Question

Consider a cylinder of mass $M$ resting on a rough horizontal rug that is pulled out from under it with acceleration $a$ perpendicular to the axis of the cylinder. What is ${F_{friction}}$ at the point P? It is assumed that the cylinder does not slip.

(A) $Mg$
(B) $Ma$
(C) $\dfrac{{Ma}}{2}$
(D) $\dfrac{{Ma}}{3}$

Answer 1

To solve this question, we need to consider the free body diagram of the cylinder.
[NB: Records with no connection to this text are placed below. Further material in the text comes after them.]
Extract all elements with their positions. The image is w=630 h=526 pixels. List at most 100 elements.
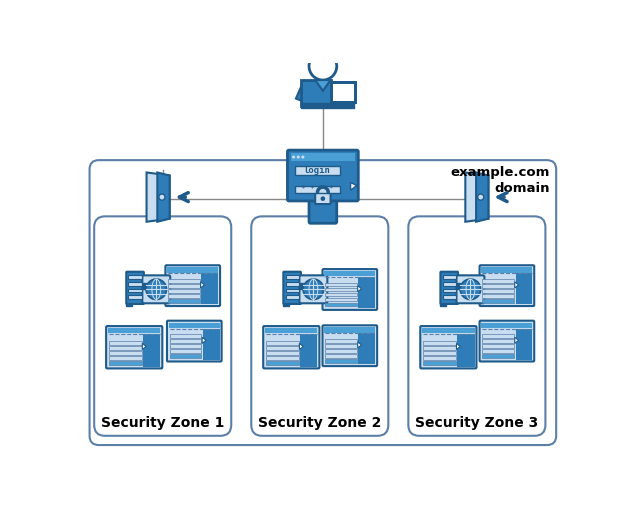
FancyBboxPatch shape (443, 276, 456, 279)
FancyBboxPatch shape (109, 346, 142, 350)
FancyBboxPatch shape (169, 354, 202, 358)
FancyBboxPatch shape (143, 282, 146, 289)
Polygon shape (457, 343, 461, 350)
FancyBboxPatch shape (126, 272, 144, 304)
Polygon shape (358, 342, 362, 348)
FancyBboxPatch shape (284, 272, 301, 304)
FancyBboxPatch shape (266, 346, 299, 350)
FancyBboxPatch shape (169, 344, 202, 348)
FancyBboxPatch shape (325, 302, 357, 307)
FancyBboxPatch shape (309, 171, 336, 223)
FancyBboxPatch shape (325, 354, 357, 358)
FancyBboxPatch shape (108, 328, 161, 333)
FancyBboxPatch shape (482, 339, 514, 343)
FancyBboxPatch shape (299, 275, 328, 304)
Polygon shape (466, 173, 488, 222)
FancyBboxPatch shape (94, 216, 231, 436)
FancyBboxPatch shape (443, 295, 456, 299)
FancyBboxPatch shape (482, 299, 514, 302)
FancyBboxPatch shape (423, 341, 455, 345)
FancyBboxPatch shape (129, 295, 142, 299)
FancyBboxPatch shape (168, 267, 218, 272)
Text: login: login (303, 166, 330, 175)
FancyBboxPatch shape (482, 279, 514, 282)
FancyBboxPatch shape (457, 275, 484, 304)
Circle shape (460, 279, 481, 299)
FancyBboxPatch shape (323, 269, 377, 310)
FancyBboxPatch shape (481, 267, 532, 272)
FancyBboxPatch shape (323, 325, 377, 366)
FancyBboxPatch shape (167, 321, 222, 361)
FancyBboxPatch shape (423, 351, 455, 355)
FancyBboxPatch shape (482, 354, 514, 358)
FancyBboxPatch shape (166, 265, 220, 306)
Polygon shape (142, 343, 146, 350)
Circle shape (159, 194, 165, 200)
FancyBboxPatch shape (285, 282, 299, 286)
FancyBboxPatch shape (287, 150, 358, 201)
FancyBboxPatch shape (129, 276, 142, 279)
FancyBboxPatch shape (295, 186, 340, 193)
Circle shape (309, 53, 336, 80)
Polygon shape (299, 343, 303, 350)
FancyBboxPatch shape (109, 341, 142, 345)
Polygon shape (158, 173, 169, 222)
FancyBboxPatch shape (324, 327, 375, 332)
FancyBboxPatch shape (423, 361, 455, 365)
FancyBboxPatch shape (325, 288, 357, 291)
FancyBboxPatch shape (324, 271, 375, 276)
Polygon shape (296, 86, 315, 103)
FancyBboxPatch shape (325, 292, 357, 297)
FancyBboxPatch shape (440, 303, 446, 306)
FancyBboxPatch shape (285, 295, 299, 299)
FancyBboxPatch shape (315, 191, 331, 204)
Polygon shape (476, 173, 488, 222)
FancyBboxPatch shape (325, 359, 357, 362)
FancyBboxPatch shape (479, 265, 534, 306)
FancyBboxPatch shape (203, 329, 220, 360)
FancyBboxPatch shape (301, 334, 318, 367)
Polygon shape (515, 282, 518, 288)
FancyBboxPatch shape (301, 282, 303, 289)
FancyBboxPatch shape (482, 284, 514, 288)
FancyBboxPatch shape (168, 279, 200, 282)
FancyBboxPatch shape (126, 303, 132, 306)
FancyBboxPatch shape (312, 174, 334, 181)
FancyBboxPatch shape (143, 334, 161, 367)
Text: * * * *: * * * * (301, 185, 333, 194)
FancyBboxPatch shape (89, 160, 556, 445)
FancyBboxPatch shape (482, 334, 514, 338)
FancyBboxPatch shape (106, 326, 163, 368)
FancyBboxPatch shape (325, 282, 357, 287)
FancyBboxPatch shape (129, 282, 142, 286)
FancyBboxPatch shape (325, 339, 357, 342)
FancyBboxPatch shape (482, 289, 514, 292)
Text: Security Zone 2: Security Zone 2 (258, 417, 382, 430)
FancyBboxPatch shape (457, 282, 460, 289)
Text: Security Zone 3: Security Zone 3 (415, 417, 539, 430)
FancyBboxPatch shape (325, 298, 357, 301)
FancyBboxPatch shape (422, 328, 474, 333)
Polygon shape (200, 282, 205, 288)
Circle shape (146, 279, 166, 299)
Polygon shape (147, 173, 169, 222)
FancyBboxPatch shape (168, 284, 200, 288)
Text: example.com
domain: example.com domain (450, 166, 550, 195)
FancyBboxPatch shape (284, 303, 289, 306)
FancyBboxPatch shape (408, 216, 546, 436)
Polygon shape (202, 337, 206, 343)
FancyBboxPatch shape (142, 275, 170, 304)
FancyBboxPatch shape (109, 351, 142, 355)
FancyBboxPatch shape (440, 272, 458, 304)
Polygon shape (301, 80, 331, 106)
FancyBboxPatch shape (482, 294, 514, 298)
FancyBboxPatch shape (169, 334, 202, 338)
FancyBboxPatch shape (515, 329, 532, 360)
Polygon shape (315, 80, 331, 91)
FancyBboxPatch shape (482, 344, 514, 348)
FancyBboxPatch shape (331, 82, 355, 102)
FancyBboxPatch shape (263, 326, 319, 368)
FancyBboxPatch shape (358, 333, 375, 364)
Circle shape (297, 156, 300, 159)
Polygon shape (515, 337, 518, 343)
Then, applying the Newton’s second law on the linear and the rotational motion of the cylinder, we will get the final answer.
Formula Used: The formulae used in solving this question are given by
$\Rightarrow \tau = I\alpha$ , here $\tau$ is the torque applied, $\alpha$ is the angular acceleration, and $I$ is the moment of inertia.
$\Rightarrow I = \dfrac{{M{R^2}}}{2}$ , here $I$ is the moment of inertia of a solid cylinder of mass $M$ and radius $R$ about the axis passing through its centre of gravity and perpendicular to the circular cross section.
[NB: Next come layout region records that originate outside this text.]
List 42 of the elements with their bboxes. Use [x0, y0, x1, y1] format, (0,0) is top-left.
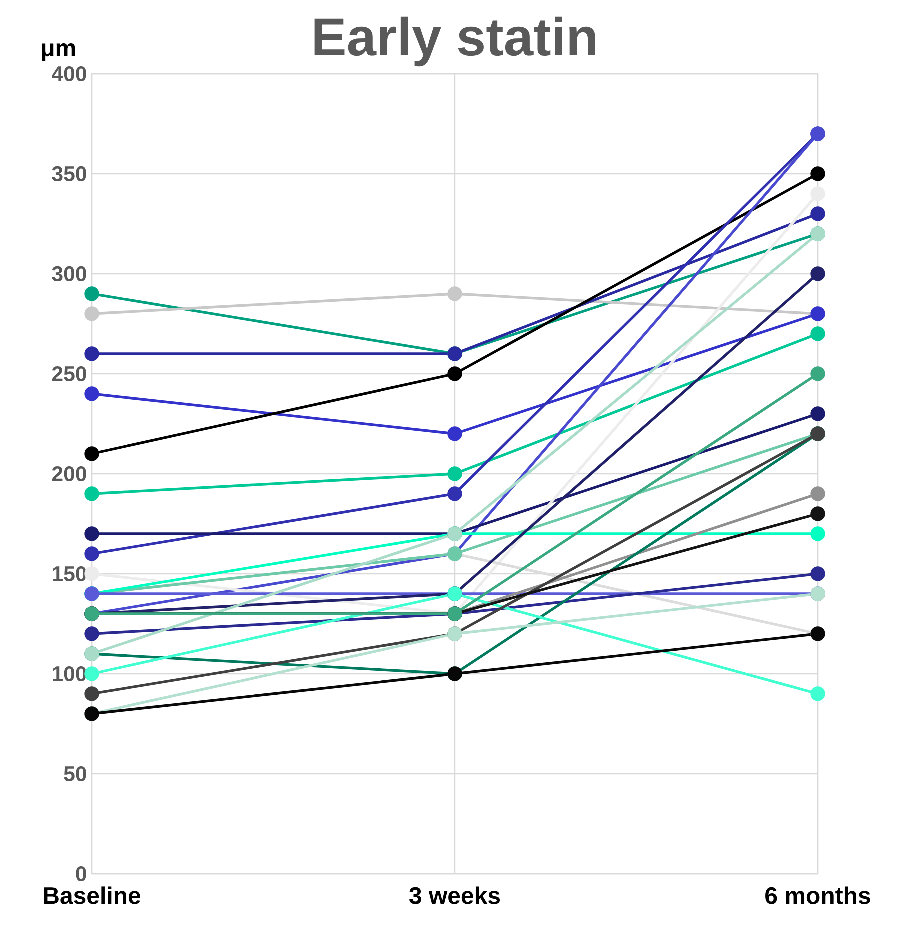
- point: [84, 546, 100, 562]
- chart-title: Early statin: [314, 16, 596, 67]
- point: [84, 446, 100, 462]
- point: [84, 306, 100, 322]
- y-tick-label: 300: [52, 266, 86, 282]
- point: [810, 326, 826, 342]
- x-tick-label: 6 months: [766, 886, 870, 904]
- point: [810, 506, 826, 522]
- point: [84, 566, 100, 582]
- y-tick-label: 350: [52, 166, 86, 182]
- y-tick-label: 400: [52, 66, 86, 82]
- y-tick-label: 150: [53, 566, 86, 582]
- y-axis-title: μm: [42, 43, 76, 62]
- y-tick-label: 50: [64, 766, 86, 782]
- point: [810, 186, 826, 202]
- x-tick-label: Baseline: [44, 886, 141, 904]
- point: [810, 366, 826, 382]
- point: [810, 566, 826, 582]
- y-tick-label: 200: [52, 466, 86, 482]
- point: [810, 206, 826, 222]
- point: [810, 166, 826, 182]
- point: [810, 526, 826, 542]
- point: [84, 626, 100, 642]
- point: [84, 386, 100, 402]
- x-tick-label: 3 weeks: [410, 886, 500, 904]
- point: [448, 286, 462, 302]
- point: [84, 686, 100, 702]
- point: [448, 426, 462, 442]
- point: [810, 686, 826, 702]
- point: [84, 666, 100, 682]
- point: [448, 366, 462, 382]
- point: [810, 266, 826, 282]
- point: [810, 406, 826, 422]
- point: [84, 346, 100, 362]
- point: [84, 286, 100, 302]
- point: [84, 486, 100, 502]
- point: [448, 466, 462, 482]
- point: [84, 526, 100, 542]
- point: [810, 486, 826, 502]
- y-tick-label: 250: [52, 366, 86, 382]
- y-tick-label: 0: [76, 866, 86, 882]
- point: [448, 486, 462, 502]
Complete step by step answer:
Let the acceleration of the centre of mass of the cylinder be ${a_{com}}$ and the angular acceleration of the cylinder be $\alpha$
Making the free body diagram of the cylinder, we have

As the only force acting on the wheel is the force of friction, so from the Newton’s second law we have
$\Rightarrow {F_{friction}} = M{a_{com}}$ ………………..(1)
Now, we consider the acceleration of the point P. We see that it has two components. One due to the acceleration of the centre of mass $\left( {{a_{com}}} \right)$ , and the other one due to the angular acceleration of the cylinder $\left( {\alpha R} \right)$ . As both these are in the same direction, so the total acceleration of P becomes
$\Rightarrow {a_P} = {a_{com}} + \alpha R$
Since the cylinder does not slip on the horizontal rug, so the acceleration of the rug and the cylinder at the point of contact P are equal. That is, that acceleration of the point P of the cylinder is equal to $a$ towards the left.
$\Rightarrow {a_P} = a$ ………………..(2)
From (1) and (2), we have
$\Rightarrow a = {a_{com}} + \alpha R$ ………………..(3)
Now, the angular acceleration of the cylinder is due to the torque applied by the force of friction, which is given by
$\Rightarrow \tau = {F_{friction}}R$ ………………..(4)
We know that the torque is related to the angular acceleration by
$\Rightarrow \tau = I\alpha$ ………………..(5)
From (4) and (5)
$\Rightarrow I\alpha = {F_{friction}}R$ ………………..(6)
The moment of inertia of the cylinder about the given axis of rotation is
$\Rightarrow I = \dfrac{{M{R^2}}}{2}$
Substituting this in (6)
$\Rightarrow \dfrac{{M{R^2}}}{2}\alpha = {F_{friction}}R$
$\Rightarrow \alpha = \dfrac{{{F_{friction}}R}}{{\dfrac{{M{R^2}}}{2}}}$
So we get the angular acceleration as
$\Rightarrow \alpha = \dfrac{{2{F_{friction}}}}{{MR}}$
Substituting this in (3) we have
$\Rightarrow a = {a_{com}} + \left( {\dfrac{{2{F_{friction}}}}{{MR}}} \right)R$
$\Rightarrow a = {a_{com}} + \dfrac{{2{F_{friction}}}}{M}$
So we get the acceleration of the center of mass as
$\Rightarrow {a_{com}} = a - \dfrac{{2{F_{friction}}}}{M}$
Finally substituting this in (1), we get
$\Rightarrow {F_{friction}} = M\left( {a - \dfrac{{2{F_{friction}}}}{M}} \right)$
$\Rightarrow {F_{friction}} = \dfrac{{Ma}}{3}$
Thus the force of friction at the point P is equal to $\dfrac{{Ma}}{3}$ .
Hence, the correct answer is option D.

Note:
This question can also be attempted with the horizontal rug as the frame of reference. As it is an accelerating frame, we will need to apply a pseudo force equal to $Ma$ , in the direction opposite to the acceleration of the horizontal rug. Also, the acceleration of the point P of the cylinder will be zero in that frame.